The attack on Sunday in Egypt’s capital left 24 Coptic Christians dead.
ISIS claimed responsibility on Tuesday for a suicide bombing at a Cairo church two days earlier that killed 24 Coptic Christians, highlighting a new escalation of violence in Egypt against civilians and Christians in particular.
In a statement circulated online, it said the bomber had killed and injured 80 people, vowing “to continue war against apostates." The Egyptian government had earlier released footage showing images said to be that of the alleged suicide attacker
President Abdel-Fattah el-Sissi on Monday identified the bomber as 22-year-old Mahmoud Shafiq Mohammed Mustafa in the attack, which killed mainly women.
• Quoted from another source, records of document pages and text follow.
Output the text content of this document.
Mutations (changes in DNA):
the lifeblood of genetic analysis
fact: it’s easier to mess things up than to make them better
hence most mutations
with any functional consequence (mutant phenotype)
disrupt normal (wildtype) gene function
ISIS named the bomber by what appeared to be a nom de guerre, Abu Abdullah al-Masri.
The video was a recording of CCTV footage from outside a chapel adjacent to St Mark’s Cathedral, seat of Egypt’s ancient Coptic Orthodox Church. It shows a dark figure crossing the street and walking through the gates of the church. Moments later, the blast sends clouds of dust and debris through the windows.
It was among the deadliest attacks in recent memory to target Egypt’s Coptic minority, which makes up around 10 per cent of the population and was largely supportive of the military overthrow of a freely elected Islamist president in 2013. El-Sissi led the ousting of President Mohammed Morsi, a senior figure in the now outlawed Muslim Brotherhood group.
Since then, Islamic militants have carried out scores of attacks, mainly targeting the security forces, while the government has waged a wide-scale crackdown on dissent.
Small protests were held outside the church in the aftermath of the attack, as Christians accused the government of failing to protect them, a complaint that goes back many years.
Officials and government supporters have touted the quick identification of the suspected bomber as proof of the efficiency of the security bodies, but Christian activist Nader Shokry said more could have been done to prevent the attack.
“How did all this planning take place without the security knowing about it?" he said. “You are saying that this person belongs to a terror group and has been previously arrested … So you should have kept a close eye on him."
The Interior Ministry said late on Monday that the attacker belonged to a terror cell founded by an Egyptian doctor and funded by Muslim Brotherhood leaders living in exile in Qatar. It said the cell was tasked with staging attacks that would stir sectarian strife.
Three men and a woman were arrested in connection with Sunday’s attack and other suspects were on the run, el-Sissi said.
The Brotherhood condemned the bombing.